Thursday, December 1

Today’s Fun IE6 Float Bug

I’m working on a bit of CSS where I’d like a div to take up only as much space as its contents require. Normally, this is trivial to do with the float property.

Unfortunately, in IE the div was still trying to take up 100% of the available space.

The problem was that the div had a few child divs with their height property set. This erroneously caused those divs to expand their width, which expanded the parent as well.

My solution was to switch from height to font-size and line-height to get the height I wanted in the child elements. To adapt this for Firefox I needed to put a single non-breaking space in each child div.

A Folksonomic Question

I was thinking more about my grumbling that someone tagged R.E.M. as “canadian” on Last.fm when a thought struck me:

Should I tag Dropkick Murphys as “irish”?
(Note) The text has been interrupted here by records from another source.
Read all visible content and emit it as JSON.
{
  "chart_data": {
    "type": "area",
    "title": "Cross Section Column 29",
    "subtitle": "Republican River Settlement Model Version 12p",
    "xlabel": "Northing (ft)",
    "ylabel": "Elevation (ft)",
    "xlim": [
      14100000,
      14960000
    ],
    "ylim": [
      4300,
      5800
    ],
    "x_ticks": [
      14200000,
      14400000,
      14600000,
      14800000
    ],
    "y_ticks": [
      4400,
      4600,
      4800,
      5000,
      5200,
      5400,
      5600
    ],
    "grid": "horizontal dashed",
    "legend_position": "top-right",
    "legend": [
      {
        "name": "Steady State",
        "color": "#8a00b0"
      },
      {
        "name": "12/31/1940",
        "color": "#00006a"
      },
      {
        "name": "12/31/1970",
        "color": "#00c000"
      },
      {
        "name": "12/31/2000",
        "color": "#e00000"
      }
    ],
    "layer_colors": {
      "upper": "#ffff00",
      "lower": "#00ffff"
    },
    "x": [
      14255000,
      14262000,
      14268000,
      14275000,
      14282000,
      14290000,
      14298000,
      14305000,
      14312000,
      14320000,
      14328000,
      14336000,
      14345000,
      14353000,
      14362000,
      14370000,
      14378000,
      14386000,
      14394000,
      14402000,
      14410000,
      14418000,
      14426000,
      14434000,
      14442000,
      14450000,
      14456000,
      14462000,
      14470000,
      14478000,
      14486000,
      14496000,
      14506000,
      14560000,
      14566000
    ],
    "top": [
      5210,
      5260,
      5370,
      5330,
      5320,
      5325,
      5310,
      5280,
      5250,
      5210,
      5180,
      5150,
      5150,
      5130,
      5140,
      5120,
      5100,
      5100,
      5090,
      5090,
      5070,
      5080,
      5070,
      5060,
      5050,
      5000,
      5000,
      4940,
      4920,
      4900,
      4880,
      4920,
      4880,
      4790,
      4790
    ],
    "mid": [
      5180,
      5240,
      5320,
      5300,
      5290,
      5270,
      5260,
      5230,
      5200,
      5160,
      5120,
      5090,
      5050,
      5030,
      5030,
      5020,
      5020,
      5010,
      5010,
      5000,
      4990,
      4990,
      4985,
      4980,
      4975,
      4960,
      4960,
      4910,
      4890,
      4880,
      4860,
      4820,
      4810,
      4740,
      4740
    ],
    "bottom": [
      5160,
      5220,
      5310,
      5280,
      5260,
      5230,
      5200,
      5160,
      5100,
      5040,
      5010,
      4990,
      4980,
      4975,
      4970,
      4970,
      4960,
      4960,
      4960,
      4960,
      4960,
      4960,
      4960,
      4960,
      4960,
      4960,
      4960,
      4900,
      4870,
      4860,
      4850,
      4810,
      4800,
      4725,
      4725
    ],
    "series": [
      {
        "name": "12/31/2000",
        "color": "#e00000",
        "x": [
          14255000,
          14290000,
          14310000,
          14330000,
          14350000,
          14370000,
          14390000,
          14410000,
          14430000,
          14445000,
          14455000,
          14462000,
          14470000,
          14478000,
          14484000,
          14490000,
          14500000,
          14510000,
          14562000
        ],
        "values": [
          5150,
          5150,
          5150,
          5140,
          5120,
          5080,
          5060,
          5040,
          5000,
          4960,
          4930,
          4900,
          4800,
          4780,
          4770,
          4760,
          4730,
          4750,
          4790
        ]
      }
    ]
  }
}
After all, they play Irish music (albeit in a punk style), so it seems like an accurate tag. But they’re not from Ireland. They’re from Boston.

Perhaps R.E.M. is just playing Canadian style music, and therefore it’s okay that they’re from Georgia? That seems wrong, but only because “canadian” isn’t really the name of a genre.

So is there a workable, consistent standard to go by here? Maybe tagging bands by the name of their country. So the Clancy Brothers get both “Ireland” and “irish,” while Dropkick gets “irish” (and maybe “Boston”), and I can get righteously pissed if someone tags R.E.M. with “Canada.”

Or is it just the nature of the game to deal with other people’s flawed tagging?